# Update on Astrid's raw diet progress



## Amlinals (Jul 26, 2012)

Hi everyone, 
I haven't been on these forums in quite some time (thankfully because I haven't had any concerns with Astrid's health or behaviour) but I looked something up out of curiosity the other other day, ended up rereading a couple old threads today, and realized that it had been over a year since my last update on someone's thread, so I just wanted to make a quick post to let those of you who had been following our raw feeding progress know that our "trial" has now reached a year and a half, and she is still doing great! Not overweight, no dry skin, no concerns whatsoever, (except that she is fussy about the duck flavour and will hold out if I run out and try something else).
So it has been a solid year on exclusively Nature's Variety Duck Raw Bites, with sometimes meal worms and the occasional horn worm as treats. 6 months before that since she'd been off kibble completley and on raw, we had been alternating between nature's variety chicken and duck flavors and still trying veggies and fruits.
I'll be honest, it's primarily just the raw, I tend to go through slacker phases with the bugs, over the last several months the insects have ended up being more of a treat than the staple they used to be.
But i'm getting back into them the last couple of weeks. No reason, i prefer to feed them, i just got a little distracted and lazy i guess.
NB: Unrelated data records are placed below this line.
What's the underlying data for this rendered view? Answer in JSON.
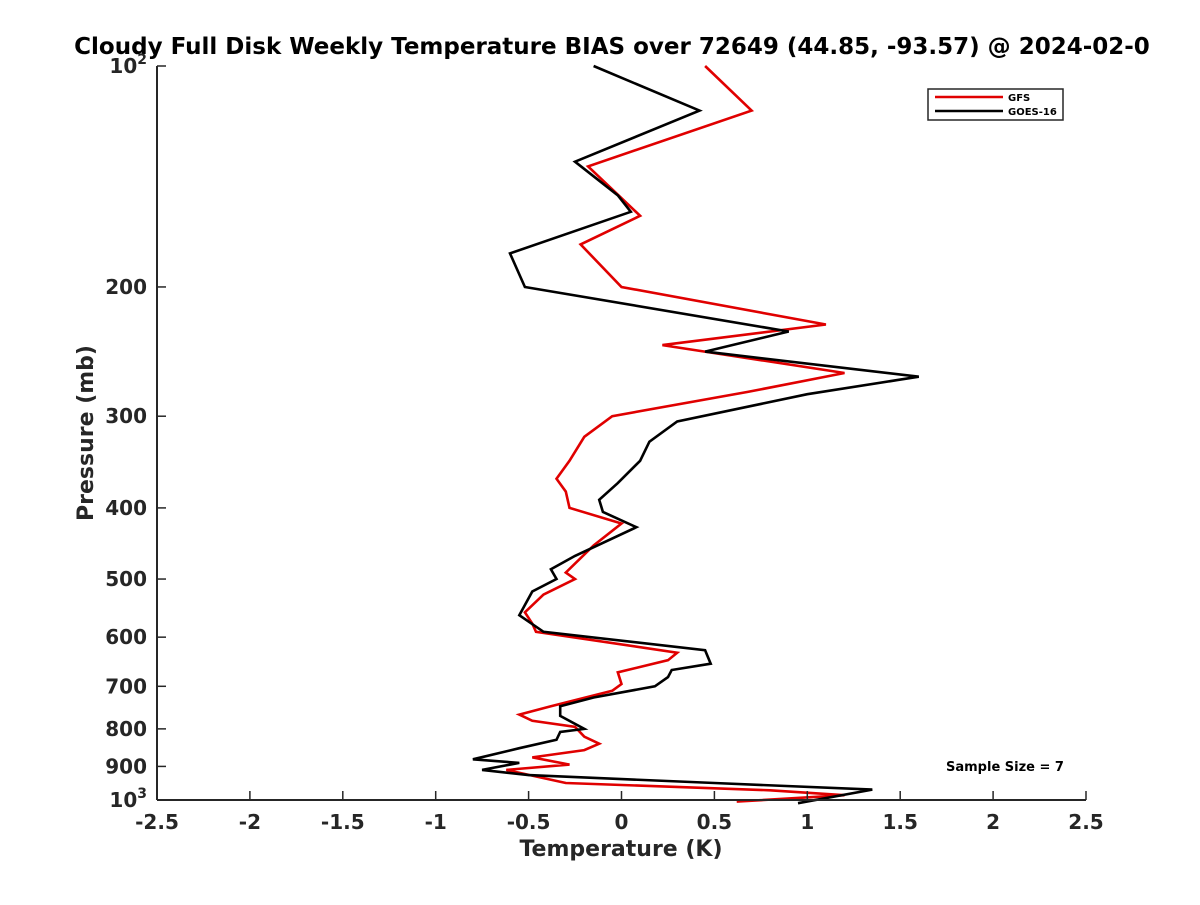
{
  "chart_data": {
    "type": "line",
    "title": "Cloudy Full Disk Weekly Temperature BIAS over 72649 (44.85, -93.57) @ 2024-02-0",
    "xlabel": "Temperature (K)",
    "ylabel": "Pressure (mb)",
    "xlim": [
      -2.5,
      2.5
    ],
    "ylim": [
      100,
      1000
    ],
    "y_scale": "log",
    "y_reversed": true,
    "x_ticks": [
      -2.5,
      -2,
      -1.5,
      -1,
      -0.5,
      0,
      0.5,
      1,
      1.5,
      2,
      2.5
    ],
    "x_tick_labels": [
      "-2.5",
      "-2",
      "-1.5",
      "-1",
      "-0.5",
      "0",
      "0.5",
      "1",
      "1.5",
      "2",
      "2.5"
    ],
    "y_ticks": [
      {
        "value": 100,
        "base": "10",
        "exp": "2"
      },
      {
        "value": 200,
        "label": "200"
      },
      {
        "value": 300,
        "label": "300"
      },
      {
        "value": 400,
        "label": "400"
      },
      {
        "value": 500,
        "label": "500"
      },
      {
        "value": 600,
        "label": "600"
      },
      {
        "value": 700,
        "label": "700"
      },
      {
        "value": 800,
        "label": "800"
      },
      {
        "value": 900,
        "label": "900"
      },
      {
        "value": 1000,
        "base": "10",
        "exp": "3"
      }
    ],
    "grid": false,
    "legend_position": "top-right",
    "annotation": "Sample Size = 7",
    "series": [
      {
        "name": "GFS",
        "color": "#e00000",
        "points": [
          [
            0.45,
            100
          ],
          [
            0.7,
            115
          ],
          [
            -0.18,
            137
          ],
          [
            0.1,
            160
          ],
          [
            -0.22,
            175
          ],
          [
            0.0,
            200
          ],
          [
            1.1,
            225
          ],
          [
            0.22,
            240
          ],
          [
            1.2,
            262
          ],
          [
            0.68,
            278
          ],
          [
            -0.05,
            300
          ],
          [
            -0.2,
            320
          ],
          [
            -0.28,
            345
          ],
          [
            -0.35,
            365
          ],
          [
            -0.3,
            380
          ],
          [
            -0.28,
            400
          ],
          [
            0.0,
            420
          ],
          [
            -0.15,
            450
          ],
          [
            -0.3,
            490
          ],
          [
            -0.25,
            500
          ],
          [
            -0.42,
            525
          ],
          [
            -0.52,
            555
          ],
          [
            -0.48,
            575
          ],
          [
            -0.46,
            590
          ],
          [
            0.3,
            630
          ],
          [
            0.25,
            645
          ],
          [
            -0.02,
            670
          ],
          [
            0.0,
            695
          ],
          [
            -0.05,
            710
          ],
          [
            -0.38,
            745
          ],
          [
            -0.55,
            765
          ],
          [
            -0.48,
            780
          ],
          [
            -0.25,
            795
          ],
          [
            -0.2,
            820
          ],
          [
            -0.12,
            838
          ],
          [
            -0.2,
            855
          ],
          [
            -0.48,
            875
          ],
          [
            -0.28,
            895
          ],
          [
            -0.62,
            910
          ],
          [
            -0.45,
            930
          ],
          [
            -0.3,
            948
          ],
          [
            0.8,
            970
          ],
          [
            1.2,
            985
          ],
          [
            0.62,
            1005
          ]
        ]
      },
      {
        "name": "GOES-16",
        "color": "#000000",
        "points": [
          [
            -0.15,
            100
          ],
          [
            0.42,
            115
          ],
          [
            -0.25,
            135
          ],
          [
            -0.02,
            150
          ],
          [
            0.05,
            158
          ],
          [
            -0.6,
            180
          ],
          [
            -0.52,
            200
          ],
          [
            0.9,
            230
          ],
          [
            0.45,
            245
          ],
          [
            1.6,
            265
          ],
          [
            1.0,
            280
          ],
          [
            0.3,
            305
          ],
          [
            0.15,
            325
          ],
          [
            0.1,
            345
          ],
          [
            -0.02,
            370
          ],
          [
            -0.12,
            390
          ],
          [
            -0.1,
            405
          ],
          [
            0.08,
            425
          ],
          [
            -0.25,
            465
          ],
          [
            -0.38,
            485
          ],
          [
            -0.35,
            500
          ],
          [
            -0.48,
            520
          ],
          [
            -0.55,
            560
          ],
          [
            -0.42,
            590
          ],
          [
            0.45,
            625
          ],
          [
            0.48,
            652
          ],
          [
            0.27,
            665
          ],
          [
            0.25,
            680
          ],
          [
            0.18,
            700
          ],
          [
            -0.15,
            725
          ],
          [
            -0.33,
            745
          ],
          [
            -0.33,
            768
          ],
          [
            -0.2,
            800
          ],
          [
            -0.33,
            808
          ],
          [
            -0.35,
            828
          ],
          [
            -0.55,
            850
          ],
          [
            -0.8,
            880
          ],
          [
            -0.55,
            890
          ],
          [
            -0.75,
            910
          ],
          [
            -0.5,
            925
          ],
          [
            0.5,
            948
          ],
          [
            1.35,
            968
          ],
          [
            0.95,
            1010
          ]
        ]
      }
    ]
  }
}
She hadnt been into catching her crickets any more so i stopped with them, i'm planning on reintroducing my old habit of freezing them before feeding. She loves her mealworms, i just kept forgetting batches of them out of the fridge and had a lot die on me so i kind of stopped it for a while. But i'll be continuing with those regularly. She's had thr occasional hornworm the last few months as i've had lots of those around for my chameleon, so if i ended up with small ones she'd get them. Last week she had a couple butterworms (we haven't had those in quite some time as my store stopped carrying them. I have found another couple of sources and will be getting some more regularly for my chameleon, so she'll be getting those too soon. 
And the last thing I'll mention as it's a new development - last week she tried a pinky mouse and 2 rat pups for the first time (happened to end up with them on hand, deceased, intended for another critter) - and she instantly went posititvely bananas over them. I was surprised. And a little appalled, as she ate them under her blankies, and there were a few "bits" left stuck to the fleece. Lol.
As much as I respect the concept of a whole food diet for complete health and teeth cleaning purposes, it won't be something I offer regularly (I keep gerbils too, so it is very sad for me to view little rodent babies as food) , but maybe since she liked it so much, it could be a birthday or thank giving treat as a special occasion thing.
I only mentioned it for those who have in the past expressed concerns about their ability to chew chunks of raw meat or handle pieces of bone. Judging by her ability to down those two rat pups, I think we underestimate the capabilities of those pointy little mouths.  
I really don't have any new news to report, just updating the timeline to 1.5 years on the raw diet and still going strong with great success. 
If anyone else has started a raw diet with theirs in the last year, please share your results and diet plans with me.


----------



## Lilysmommy (Jan 7, 2009)

Yay, thanks for the update!  I'm so glad to hear that Astrid's still doing great on the raw bites. There's been at least one or two other people that have started using those or at least offered them to their hedgies & gotten great reactions to them. Not sure if you'll have already seen this, but I've been keeping an updated sticky that includes links to threads people have going about their raw/home-made diets - http://www.hedgehogcentral.com/forums/12-diet-nutrition/23066-raw-home-cooked-diets.html The three after yours are all from the past year.  I added this to the sticky as well, I hope you don't mind!


----------



## Amlinals (Jul 26, 2012)

Yes I noticed that this morning, was happy to see the topic so centrally featured, and it was a handy way to find my old threads, Thank you.


----------